The material that moves downslope due to excessive precipitation often ends up in rivers and streams, where it causes sedimentation. This can negatively affect aquatic ecosystems, by causing water pollution, and may also increase the risk of flooding.
Additional Notes on Precipitation and Factors Influencing Mass Wasting
Precipitation affects mass movement by making the regolith heavier and reducing friction between soil and rock particles. This combination of added weight and reduced friction makes the material more prone to downslope displacement.
Rain causes mass wasting by saturating the regolith and acting as a lubricant. This makes the material easier to mobilize under the influence of gravity.
Four factors influencing mass wasting are; slope angle, material strength, water content, and vegetation. They are further elaborated in the outline below;
1. Steeper slopes are more susceptible to mass wasting because they are more likely to reach the critical angle of repose, beyond which materials start moving downhill.
2. The strength and cohesion of the regolith or rock material, are very important as determinants of mass wasting. Loose, unconsolidated material is more prone to displacement.
3. Excess water, whether from rainfall, snowmelt, or other sources, can make the material heavier and reduce friction, thereby increasing the likelihood of mass wasting.
4. Vegetation can help to stabilize slopes by binding the soil and regulating both water infiltration and moisture content. The removal of vegetation can make slopes more susceptible to mass wasting.
Climate can influence the type and frequency of mass wasting events. Humid climates, which characterized by heavy rainfall and high environmental moisture, are more likely to be associated with mass wasting events like slides and debris flows due to water-saturated slopes. In contrast, drier climates are more prone to rockfall events, especially after early spring when snowmelt and water saturation occur.
2). Earthquake Impacts
Earthquakes are powerful geological events that can trigger mass wasting, also referred to as gravity-driven debris flows. The mechanisms behind this phenomenon and its consequences are crucial to understanding how seismic activity is associated with mass wasting events.
Mechanism of Mass Wasting by Earthquake Impacts
The mechanism of mass wasting by earthquake impact comprises of ground shaking, earth material-dislodgement, and altered hydrological conditions.
During an earthquake, the ground experiences intense shaking and displacement due to the release of tectonic stress. This shaking can dislodge loose materials like soil and rocks, from steep slopes.

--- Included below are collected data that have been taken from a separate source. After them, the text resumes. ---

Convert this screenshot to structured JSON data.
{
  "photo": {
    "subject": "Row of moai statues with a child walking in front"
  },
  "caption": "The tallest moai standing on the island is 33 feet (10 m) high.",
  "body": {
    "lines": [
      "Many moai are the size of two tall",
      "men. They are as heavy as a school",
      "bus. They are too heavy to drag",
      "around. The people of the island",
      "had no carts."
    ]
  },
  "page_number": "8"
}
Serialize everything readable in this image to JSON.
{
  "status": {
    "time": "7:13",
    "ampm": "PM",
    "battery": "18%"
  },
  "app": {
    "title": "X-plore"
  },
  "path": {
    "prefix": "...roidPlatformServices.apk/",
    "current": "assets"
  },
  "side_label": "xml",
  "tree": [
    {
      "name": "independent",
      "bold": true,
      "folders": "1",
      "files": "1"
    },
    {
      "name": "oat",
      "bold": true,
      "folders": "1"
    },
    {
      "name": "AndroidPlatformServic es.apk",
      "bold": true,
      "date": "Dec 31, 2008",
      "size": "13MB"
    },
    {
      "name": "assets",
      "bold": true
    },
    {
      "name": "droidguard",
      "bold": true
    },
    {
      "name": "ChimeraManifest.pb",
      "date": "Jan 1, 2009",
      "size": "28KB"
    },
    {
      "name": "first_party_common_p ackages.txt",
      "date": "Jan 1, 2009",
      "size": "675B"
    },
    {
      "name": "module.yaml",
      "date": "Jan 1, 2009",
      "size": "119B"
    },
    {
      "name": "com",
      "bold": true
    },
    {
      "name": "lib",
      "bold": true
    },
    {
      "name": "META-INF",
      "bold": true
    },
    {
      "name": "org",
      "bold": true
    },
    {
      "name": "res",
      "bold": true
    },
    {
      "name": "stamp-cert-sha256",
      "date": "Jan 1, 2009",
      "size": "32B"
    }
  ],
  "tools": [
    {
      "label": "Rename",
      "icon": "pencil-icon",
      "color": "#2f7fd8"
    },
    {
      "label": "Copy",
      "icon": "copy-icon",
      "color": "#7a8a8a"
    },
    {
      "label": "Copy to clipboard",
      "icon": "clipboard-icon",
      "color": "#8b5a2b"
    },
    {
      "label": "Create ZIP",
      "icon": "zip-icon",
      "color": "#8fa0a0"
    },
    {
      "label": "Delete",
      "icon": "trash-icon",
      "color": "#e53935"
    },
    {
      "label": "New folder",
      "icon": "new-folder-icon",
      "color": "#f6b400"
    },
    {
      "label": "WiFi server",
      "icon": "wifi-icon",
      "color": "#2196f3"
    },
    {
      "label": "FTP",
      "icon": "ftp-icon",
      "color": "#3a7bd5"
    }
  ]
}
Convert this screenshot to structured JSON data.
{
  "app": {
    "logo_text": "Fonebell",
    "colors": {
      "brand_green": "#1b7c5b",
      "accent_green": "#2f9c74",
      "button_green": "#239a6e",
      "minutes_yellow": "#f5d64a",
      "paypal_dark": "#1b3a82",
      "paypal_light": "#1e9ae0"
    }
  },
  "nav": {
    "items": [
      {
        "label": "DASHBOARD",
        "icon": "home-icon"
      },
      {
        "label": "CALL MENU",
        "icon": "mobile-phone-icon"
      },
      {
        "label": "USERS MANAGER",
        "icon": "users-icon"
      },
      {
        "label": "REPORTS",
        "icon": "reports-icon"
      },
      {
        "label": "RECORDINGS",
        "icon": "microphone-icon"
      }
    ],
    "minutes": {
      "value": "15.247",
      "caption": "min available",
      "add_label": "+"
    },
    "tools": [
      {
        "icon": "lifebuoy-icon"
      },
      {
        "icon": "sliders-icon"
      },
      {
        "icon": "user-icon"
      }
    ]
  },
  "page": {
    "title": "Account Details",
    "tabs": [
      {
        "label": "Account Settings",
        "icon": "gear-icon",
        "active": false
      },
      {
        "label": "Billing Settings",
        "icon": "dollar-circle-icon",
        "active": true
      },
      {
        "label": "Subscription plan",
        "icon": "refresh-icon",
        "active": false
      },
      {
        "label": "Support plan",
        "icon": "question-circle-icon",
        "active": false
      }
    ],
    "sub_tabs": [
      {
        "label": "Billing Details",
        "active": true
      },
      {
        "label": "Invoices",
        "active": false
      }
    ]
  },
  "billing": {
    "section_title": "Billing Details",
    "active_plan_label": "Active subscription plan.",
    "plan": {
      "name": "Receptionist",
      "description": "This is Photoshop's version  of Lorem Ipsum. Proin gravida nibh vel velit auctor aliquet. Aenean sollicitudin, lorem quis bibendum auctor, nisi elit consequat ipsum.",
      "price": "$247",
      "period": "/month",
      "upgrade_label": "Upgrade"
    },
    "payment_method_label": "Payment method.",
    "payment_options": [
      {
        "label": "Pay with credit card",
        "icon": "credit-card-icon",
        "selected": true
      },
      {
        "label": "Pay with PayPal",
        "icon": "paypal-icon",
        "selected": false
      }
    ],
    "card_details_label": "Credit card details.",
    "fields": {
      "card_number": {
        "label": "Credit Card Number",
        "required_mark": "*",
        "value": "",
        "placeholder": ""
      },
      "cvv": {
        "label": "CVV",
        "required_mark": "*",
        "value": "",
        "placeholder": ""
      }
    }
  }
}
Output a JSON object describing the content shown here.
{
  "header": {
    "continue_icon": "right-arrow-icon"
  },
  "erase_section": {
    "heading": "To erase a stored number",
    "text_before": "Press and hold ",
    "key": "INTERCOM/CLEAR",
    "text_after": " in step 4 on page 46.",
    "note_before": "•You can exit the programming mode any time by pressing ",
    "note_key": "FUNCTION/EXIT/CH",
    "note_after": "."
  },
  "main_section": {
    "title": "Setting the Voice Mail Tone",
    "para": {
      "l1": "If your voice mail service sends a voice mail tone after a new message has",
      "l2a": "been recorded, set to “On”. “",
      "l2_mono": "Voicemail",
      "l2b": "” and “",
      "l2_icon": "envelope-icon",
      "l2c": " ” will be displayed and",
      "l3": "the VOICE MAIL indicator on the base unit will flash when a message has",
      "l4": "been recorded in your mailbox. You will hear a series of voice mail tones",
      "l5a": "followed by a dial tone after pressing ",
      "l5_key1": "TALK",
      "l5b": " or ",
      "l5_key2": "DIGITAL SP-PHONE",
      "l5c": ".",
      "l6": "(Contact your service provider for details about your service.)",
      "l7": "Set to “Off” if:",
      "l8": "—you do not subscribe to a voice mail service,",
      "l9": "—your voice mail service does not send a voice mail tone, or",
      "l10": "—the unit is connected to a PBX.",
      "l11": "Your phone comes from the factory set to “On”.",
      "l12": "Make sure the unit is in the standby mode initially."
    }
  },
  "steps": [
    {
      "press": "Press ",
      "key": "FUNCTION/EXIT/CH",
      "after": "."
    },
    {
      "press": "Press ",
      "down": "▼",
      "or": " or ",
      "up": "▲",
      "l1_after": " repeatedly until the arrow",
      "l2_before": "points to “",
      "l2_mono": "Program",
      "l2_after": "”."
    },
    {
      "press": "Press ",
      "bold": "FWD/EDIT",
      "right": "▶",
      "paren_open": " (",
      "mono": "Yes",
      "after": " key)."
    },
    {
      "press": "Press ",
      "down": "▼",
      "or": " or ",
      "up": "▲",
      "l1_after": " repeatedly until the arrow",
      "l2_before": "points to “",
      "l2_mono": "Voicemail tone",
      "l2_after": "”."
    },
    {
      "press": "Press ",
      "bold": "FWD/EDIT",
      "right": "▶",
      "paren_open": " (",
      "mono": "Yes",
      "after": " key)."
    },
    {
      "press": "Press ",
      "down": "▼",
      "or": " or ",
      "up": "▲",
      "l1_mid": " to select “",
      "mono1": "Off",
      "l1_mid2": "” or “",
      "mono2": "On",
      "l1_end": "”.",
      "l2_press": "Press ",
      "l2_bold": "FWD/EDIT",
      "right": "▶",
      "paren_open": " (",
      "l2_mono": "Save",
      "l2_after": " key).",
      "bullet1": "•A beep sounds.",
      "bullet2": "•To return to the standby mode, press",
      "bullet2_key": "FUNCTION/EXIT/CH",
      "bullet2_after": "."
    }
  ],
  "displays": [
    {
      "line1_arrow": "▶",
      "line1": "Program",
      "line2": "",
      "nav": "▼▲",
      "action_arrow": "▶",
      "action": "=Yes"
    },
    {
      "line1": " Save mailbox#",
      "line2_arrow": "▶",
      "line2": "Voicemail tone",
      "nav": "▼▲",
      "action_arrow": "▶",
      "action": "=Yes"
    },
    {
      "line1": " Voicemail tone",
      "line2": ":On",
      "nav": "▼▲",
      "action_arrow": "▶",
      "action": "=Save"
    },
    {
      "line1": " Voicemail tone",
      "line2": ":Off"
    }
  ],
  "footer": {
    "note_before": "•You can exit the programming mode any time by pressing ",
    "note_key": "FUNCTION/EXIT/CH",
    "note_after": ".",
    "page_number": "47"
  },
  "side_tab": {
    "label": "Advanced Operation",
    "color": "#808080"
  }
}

Earthquakes can trigger different types of landslides, such as rockfalls, lateral earth spread, and debris slides. The intense shaking compromises the stability of the slopes, causing these materials to rapidly move downslope.
Also, earthquakes can change the pattern of regional or local water flow. They may create new streams, block existing ones with debris from landslides, or rupture human structures that interfere with runoff. Altered water flow can further destabilize slopes by saturating them with water.
Consequences of Earthquakes with Special Reference to Mass Wasting
The consequences of earthquakes within the context of mass wasting include; landscape modification, infrastructure damage, and human impact.
Earthquake-induced landslides can drastically alter the landscape by reshaping slopes and depositing material in new locations. Landslides caused by earthquakes can damage roads, buildings, and other infrastructure. This can lead to the disruption of transportation and utilities.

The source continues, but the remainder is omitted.